A growing number of U.S. states have stopped providing daily updates on the number of new coronavirus cases, hospitalizations and deaths, which, combined with an increase in home tests, the results of which are often not officially recorded, creates a more uneven real-time situation. look at the state of the pandemic.
While most states still report every weekday, according to the New York Times database, more than a dozen have reduced infections to one or two times a week. Arizona, Hawaii, Kentucky, Nevada, Ohio, Oklahoma, and South Carolina switched to weekly reports, as did the District of Columbia. Wyoming switched to reporting twice a week. Further reductions are expected, public health officials said.
Nationwide, the decline in new cases, hospitalizations and deaths is on the decline, and some experts are concerned that the decline in reporting could create blind spots if the pandemic starts to revive.
Many states have recently lifted restrictions on the pandemic, even as the number of cases in Europe has increased again, which has often served as a guide to the pandemic’s trajectory in the US. Although testing has declined in some countries, the number of detected cases worldwide has risen by about 20 percent in the past two weeks, according to the Johns Hopkins University Center for Systems Science and Engineering.
Several states also slashed the frequency of reporting last summer, just as the wave of new cases from the Delta variant hit. But this time there are key differences, health officials said.
“We’ve moved to a place where we don’t need to know absolute numbers,” said Dr. Marcus Plescia, chief medical officer of the Association of State and Territorial Health Officials, which represents public health agencies in all 50 states. , Washington, DC, and US territories. “We can still track trends for people who are being tested in public places. We still have a good idea of where the absolute numbers are going.”
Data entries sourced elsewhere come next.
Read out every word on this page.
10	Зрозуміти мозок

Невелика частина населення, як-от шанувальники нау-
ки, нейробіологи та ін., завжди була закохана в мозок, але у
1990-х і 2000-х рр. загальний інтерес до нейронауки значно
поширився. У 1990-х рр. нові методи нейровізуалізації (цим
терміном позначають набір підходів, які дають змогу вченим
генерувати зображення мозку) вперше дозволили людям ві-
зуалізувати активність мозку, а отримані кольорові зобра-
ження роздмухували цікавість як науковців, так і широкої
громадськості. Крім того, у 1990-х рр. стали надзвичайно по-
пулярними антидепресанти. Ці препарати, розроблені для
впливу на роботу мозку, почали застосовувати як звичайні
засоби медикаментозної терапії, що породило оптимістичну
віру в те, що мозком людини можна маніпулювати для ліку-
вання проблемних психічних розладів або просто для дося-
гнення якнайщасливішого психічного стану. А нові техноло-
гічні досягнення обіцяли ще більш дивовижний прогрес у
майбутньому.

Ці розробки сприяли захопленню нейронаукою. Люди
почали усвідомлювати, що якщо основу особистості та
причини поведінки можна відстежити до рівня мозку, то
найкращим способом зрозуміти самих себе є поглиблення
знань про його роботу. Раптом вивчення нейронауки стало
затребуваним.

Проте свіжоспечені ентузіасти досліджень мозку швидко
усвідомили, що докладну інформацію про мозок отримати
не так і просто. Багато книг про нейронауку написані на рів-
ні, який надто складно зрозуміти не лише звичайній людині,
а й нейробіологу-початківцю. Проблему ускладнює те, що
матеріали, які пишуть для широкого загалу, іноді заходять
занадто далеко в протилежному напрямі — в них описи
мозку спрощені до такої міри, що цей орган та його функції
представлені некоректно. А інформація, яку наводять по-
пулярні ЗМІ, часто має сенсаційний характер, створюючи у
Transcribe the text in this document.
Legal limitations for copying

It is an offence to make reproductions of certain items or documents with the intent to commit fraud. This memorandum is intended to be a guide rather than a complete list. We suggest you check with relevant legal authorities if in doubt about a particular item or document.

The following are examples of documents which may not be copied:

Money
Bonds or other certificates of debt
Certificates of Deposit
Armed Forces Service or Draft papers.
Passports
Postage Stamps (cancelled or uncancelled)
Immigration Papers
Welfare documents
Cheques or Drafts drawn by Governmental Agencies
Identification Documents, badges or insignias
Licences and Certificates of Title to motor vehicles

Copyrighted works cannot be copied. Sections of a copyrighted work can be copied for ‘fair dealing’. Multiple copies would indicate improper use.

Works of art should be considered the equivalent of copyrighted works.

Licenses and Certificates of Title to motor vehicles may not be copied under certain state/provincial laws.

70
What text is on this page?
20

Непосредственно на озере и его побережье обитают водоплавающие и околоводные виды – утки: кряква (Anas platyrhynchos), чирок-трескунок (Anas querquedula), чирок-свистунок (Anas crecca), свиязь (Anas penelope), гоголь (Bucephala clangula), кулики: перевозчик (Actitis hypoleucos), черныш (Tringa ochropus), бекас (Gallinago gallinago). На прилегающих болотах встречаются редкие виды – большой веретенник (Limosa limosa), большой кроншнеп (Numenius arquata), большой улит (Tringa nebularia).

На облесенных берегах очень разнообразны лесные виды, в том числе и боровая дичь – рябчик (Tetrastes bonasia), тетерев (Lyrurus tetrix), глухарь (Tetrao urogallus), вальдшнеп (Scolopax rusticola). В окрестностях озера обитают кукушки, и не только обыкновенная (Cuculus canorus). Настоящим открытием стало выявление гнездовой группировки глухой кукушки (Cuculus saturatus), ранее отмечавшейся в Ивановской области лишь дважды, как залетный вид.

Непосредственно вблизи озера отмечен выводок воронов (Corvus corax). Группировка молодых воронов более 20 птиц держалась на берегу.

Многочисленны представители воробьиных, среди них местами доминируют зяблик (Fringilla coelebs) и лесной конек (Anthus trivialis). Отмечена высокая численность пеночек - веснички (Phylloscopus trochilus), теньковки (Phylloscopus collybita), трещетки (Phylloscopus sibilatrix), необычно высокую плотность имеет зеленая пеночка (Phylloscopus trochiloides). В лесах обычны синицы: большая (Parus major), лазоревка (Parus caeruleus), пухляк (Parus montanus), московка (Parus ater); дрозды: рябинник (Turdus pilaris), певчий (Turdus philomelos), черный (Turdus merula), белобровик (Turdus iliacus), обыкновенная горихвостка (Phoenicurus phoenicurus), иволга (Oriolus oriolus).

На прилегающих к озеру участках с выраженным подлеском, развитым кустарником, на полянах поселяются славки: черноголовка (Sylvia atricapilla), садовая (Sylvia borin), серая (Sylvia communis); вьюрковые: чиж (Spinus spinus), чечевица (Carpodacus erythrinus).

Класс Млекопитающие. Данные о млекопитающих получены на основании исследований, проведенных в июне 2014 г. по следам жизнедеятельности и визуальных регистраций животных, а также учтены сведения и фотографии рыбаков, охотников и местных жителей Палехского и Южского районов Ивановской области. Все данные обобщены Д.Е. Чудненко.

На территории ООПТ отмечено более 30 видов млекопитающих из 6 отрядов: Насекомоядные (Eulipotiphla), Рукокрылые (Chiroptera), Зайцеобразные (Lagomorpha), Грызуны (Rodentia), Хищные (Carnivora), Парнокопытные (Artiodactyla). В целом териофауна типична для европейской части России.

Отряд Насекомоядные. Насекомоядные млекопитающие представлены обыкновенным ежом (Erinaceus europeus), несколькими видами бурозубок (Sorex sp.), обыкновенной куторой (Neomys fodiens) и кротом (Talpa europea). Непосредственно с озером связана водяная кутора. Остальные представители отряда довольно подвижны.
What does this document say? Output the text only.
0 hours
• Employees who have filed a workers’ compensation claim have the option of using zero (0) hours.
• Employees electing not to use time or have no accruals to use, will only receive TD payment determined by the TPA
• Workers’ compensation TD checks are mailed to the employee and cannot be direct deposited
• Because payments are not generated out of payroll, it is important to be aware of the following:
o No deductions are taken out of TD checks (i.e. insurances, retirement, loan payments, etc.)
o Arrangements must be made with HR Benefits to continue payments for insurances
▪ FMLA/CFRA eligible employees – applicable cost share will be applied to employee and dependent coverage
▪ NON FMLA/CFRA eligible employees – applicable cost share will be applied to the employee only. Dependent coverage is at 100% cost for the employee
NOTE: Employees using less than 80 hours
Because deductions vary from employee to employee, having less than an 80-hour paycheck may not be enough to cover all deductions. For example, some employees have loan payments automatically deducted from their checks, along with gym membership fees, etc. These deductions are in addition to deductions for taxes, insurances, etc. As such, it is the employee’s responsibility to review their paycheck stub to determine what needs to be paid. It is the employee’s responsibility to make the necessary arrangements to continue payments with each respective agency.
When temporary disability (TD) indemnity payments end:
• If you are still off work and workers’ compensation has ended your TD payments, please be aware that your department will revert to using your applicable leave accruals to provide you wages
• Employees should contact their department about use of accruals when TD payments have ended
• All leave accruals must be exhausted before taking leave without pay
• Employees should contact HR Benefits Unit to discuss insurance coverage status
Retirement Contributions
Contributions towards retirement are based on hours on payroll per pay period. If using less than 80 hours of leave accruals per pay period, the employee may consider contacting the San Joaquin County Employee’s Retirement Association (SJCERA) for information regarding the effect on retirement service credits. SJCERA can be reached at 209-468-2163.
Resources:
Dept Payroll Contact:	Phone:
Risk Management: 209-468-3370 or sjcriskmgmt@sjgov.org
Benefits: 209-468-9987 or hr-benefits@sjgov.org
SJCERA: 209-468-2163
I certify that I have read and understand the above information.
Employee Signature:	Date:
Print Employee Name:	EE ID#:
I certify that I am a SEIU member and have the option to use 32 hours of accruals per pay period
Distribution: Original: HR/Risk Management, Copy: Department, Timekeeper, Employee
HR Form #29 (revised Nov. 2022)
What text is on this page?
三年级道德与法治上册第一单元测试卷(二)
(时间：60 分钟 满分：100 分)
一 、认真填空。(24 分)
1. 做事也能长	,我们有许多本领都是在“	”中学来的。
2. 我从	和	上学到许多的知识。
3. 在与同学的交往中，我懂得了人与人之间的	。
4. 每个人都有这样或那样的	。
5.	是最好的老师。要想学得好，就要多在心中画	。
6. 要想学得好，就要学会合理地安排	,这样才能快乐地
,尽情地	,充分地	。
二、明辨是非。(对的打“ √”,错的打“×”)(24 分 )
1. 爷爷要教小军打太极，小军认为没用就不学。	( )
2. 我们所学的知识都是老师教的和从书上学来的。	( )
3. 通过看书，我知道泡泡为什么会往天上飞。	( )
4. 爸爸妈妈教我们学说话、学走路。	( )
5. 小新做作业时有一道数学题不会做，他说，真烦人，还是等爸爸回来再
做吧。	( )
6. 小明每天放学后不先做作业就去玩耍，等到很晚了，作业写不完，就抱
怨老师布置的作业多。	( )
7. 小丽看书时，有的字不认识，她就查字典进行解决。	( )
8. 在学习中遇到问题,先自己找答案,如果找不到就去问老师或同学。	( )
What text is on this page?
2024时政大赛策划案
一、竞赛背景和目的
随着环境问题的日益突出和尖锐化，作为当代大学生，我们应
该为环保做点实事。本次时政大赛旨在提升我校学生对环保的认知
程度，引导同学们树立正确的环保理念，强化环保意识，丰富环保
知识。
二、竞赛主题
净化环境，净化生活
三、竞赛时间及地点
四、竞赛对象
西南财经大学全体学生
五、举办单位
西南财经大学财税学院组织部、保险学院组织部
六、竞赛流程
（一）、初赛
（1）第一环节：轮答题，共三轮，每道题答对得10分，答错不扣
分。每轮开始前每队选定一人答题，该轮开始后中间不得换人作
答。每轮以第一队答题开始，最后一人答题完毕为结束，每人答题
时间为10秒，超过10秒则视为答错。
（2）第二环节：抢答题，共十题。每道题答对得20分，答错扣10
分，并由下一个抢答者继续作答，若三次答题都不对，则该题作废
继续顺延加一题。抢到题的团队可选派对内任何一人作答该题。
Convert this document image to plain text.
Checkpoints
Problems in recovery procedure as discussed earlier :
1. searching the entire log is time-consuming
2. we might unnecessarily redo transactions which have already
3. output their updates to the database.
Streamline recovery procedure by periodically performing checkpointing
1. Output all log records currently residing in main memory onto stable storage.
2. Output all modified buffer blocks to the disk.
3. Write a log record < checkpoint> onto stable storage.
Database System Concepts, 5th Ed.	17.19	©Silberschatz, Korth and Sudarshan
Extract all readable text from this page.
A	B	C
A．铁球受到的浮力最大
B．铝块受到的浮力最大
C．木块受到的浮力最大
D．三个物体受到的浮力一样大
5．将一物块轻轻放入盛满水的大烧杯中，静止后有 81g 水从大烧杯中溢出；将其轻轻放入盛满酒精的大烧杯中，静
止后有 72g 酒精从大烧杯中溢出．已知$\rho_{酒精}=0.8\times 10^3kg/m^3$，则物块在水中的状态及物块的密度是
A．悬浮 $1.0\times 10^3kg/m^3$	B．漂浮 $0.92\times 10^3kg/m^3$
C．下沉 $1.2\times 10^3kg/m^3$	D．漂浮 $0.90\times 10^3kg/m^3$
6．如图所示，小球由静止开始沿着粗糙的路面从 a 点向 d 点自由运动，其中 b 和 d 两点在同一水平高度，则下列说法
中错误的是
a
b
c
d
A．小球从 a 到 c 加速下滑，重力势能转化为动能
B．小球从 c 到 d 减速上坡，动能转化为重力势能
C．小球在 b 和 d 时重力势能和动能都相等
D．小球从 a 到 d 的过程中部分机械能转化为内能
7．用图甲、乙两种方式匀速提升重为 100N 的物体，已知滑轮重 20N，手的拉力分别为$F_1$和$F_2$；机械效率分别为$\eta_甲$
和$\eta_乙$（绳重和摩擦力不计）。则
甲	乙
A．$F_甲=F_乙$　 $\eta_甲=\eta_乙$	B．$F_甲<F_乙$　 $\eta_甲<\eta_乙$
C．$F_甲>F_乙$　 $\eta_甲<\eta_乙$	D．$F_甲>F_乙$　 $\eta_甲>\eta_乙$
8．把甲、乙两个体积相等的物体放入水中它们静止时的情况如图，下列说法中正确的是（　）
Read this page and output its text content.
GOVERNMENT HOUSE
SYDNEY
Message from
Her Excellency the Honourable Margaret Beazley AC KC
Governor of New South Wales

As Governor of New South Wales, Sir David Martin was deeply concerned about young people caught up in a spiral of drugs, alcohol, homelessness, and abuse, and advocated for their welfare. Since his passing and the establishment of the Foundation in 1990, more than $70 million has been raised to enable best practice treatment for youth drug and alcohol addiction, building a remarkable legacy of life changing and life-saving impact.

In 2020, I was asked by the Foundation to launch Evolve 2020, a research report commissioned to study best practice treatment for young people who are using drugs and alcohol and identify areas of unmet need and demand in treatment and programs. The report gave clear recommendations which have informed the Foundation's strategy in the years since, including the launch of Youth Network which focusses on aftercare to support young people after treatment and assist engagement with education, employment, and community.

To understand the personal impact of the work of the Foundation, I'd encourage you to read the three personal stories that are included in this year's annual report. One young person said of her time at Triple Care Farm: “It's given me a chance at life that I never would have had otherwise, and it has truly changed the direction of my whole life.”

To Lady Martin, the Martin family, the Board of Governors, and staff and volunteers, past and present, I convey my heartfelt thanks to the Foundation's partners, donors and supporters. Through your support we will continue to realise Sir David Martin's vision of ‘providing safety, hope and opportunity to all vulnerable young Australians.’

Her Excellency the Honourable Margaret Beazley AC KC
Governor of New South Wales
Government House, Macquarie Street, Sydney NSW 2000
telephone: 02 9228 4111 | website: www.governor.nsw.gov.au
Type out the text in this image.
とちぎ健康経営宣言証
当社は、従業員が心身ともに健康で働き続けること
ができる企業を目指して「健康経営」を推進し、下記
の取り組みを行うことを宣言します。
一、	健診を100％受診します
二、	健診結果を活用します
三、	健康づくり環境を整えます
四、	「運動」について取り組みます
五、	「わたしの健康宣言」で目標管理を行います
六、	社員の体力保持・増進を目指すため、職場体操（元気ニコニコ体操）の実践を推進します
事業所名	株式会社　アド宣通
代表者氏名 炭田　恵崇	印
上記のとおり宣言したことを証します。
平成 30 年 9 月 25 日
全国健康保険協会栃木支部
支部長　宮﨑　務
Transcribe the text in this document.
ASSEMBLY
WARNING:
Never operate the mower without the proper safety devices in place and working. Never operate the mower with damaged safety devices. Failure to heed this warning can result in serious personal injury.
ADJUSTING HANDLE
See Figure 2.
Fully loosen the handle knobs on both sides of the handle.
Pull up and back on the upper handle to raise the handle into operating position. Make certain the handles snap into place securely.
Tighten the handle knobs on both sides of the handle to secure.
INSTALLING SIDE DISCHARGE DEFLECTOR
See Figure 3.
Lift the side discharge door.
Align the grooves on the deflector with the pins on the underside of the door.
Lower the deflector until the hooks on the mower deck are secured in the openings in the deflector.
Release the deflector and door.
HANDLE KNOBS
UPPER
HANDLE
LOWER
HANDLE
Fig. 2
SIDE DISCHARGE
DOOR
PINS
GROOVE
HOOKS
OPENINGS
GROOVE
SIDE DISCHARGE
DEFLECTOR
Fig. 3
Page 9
He said that the drop in messages won’t necessarily mean states will be less prepared for new waves. Past surges have come from variants that have been internationally discovered and sequenced, including Delta and Omicron. “We had to wait for them to get here,” Dr. Plescia said.
According to Dr. Gigi Gronwall, testing expert and senior fellow at Johns Hopkins University’s Center for Health Security, the benefits of daily reports have also changed.
“We saw it in June, an attempt to report it more like the flu, and then it was justified,” she said. “In June, the number of cases dropped, and we didn’t have Delta yet. We didn’t have a lot of demand and didn’t have rapid antigen tests. Now the government has given tests to literally everyone. People who test positive almost certainly do not report it to their health departments. So the data is pretty shaky.”
She said other metrics are more valuable at the moment, such as the number of hospitalizations and vaccinations, and wastewater surveillance.
Dr. Plescia agreed, saying now is a good time to align Covid reports with how public health agencies track other infectious diseases. He said the result would be a more complete picture of the coronavirus trajectory because there would be more time to smooth out fluctuations in daily data. In fact, the daily data “does not necessarily affect the interventions we consider,” he said.
However, some researchers have warned that cuts in government reporting on pandemic numbers pose a threat to response time.
“Infectious diseases like SARS-CoV-2 spread very quickly, and so we need to respond quickly to early signals of an increase in cases or a new variant,” said Dr. Sam Scarpino, managing director of pathogen surveillance at Rockefeller Foundation Institute for Pandemic Prevention. . “Early action prevents school closures, masks mandates and saves lives. However, if we wait days, weeks or months for new data, it’s hard to see signals fast enough.”
Sarah Cahalan and Lisa Vaananen Jones provided reporting.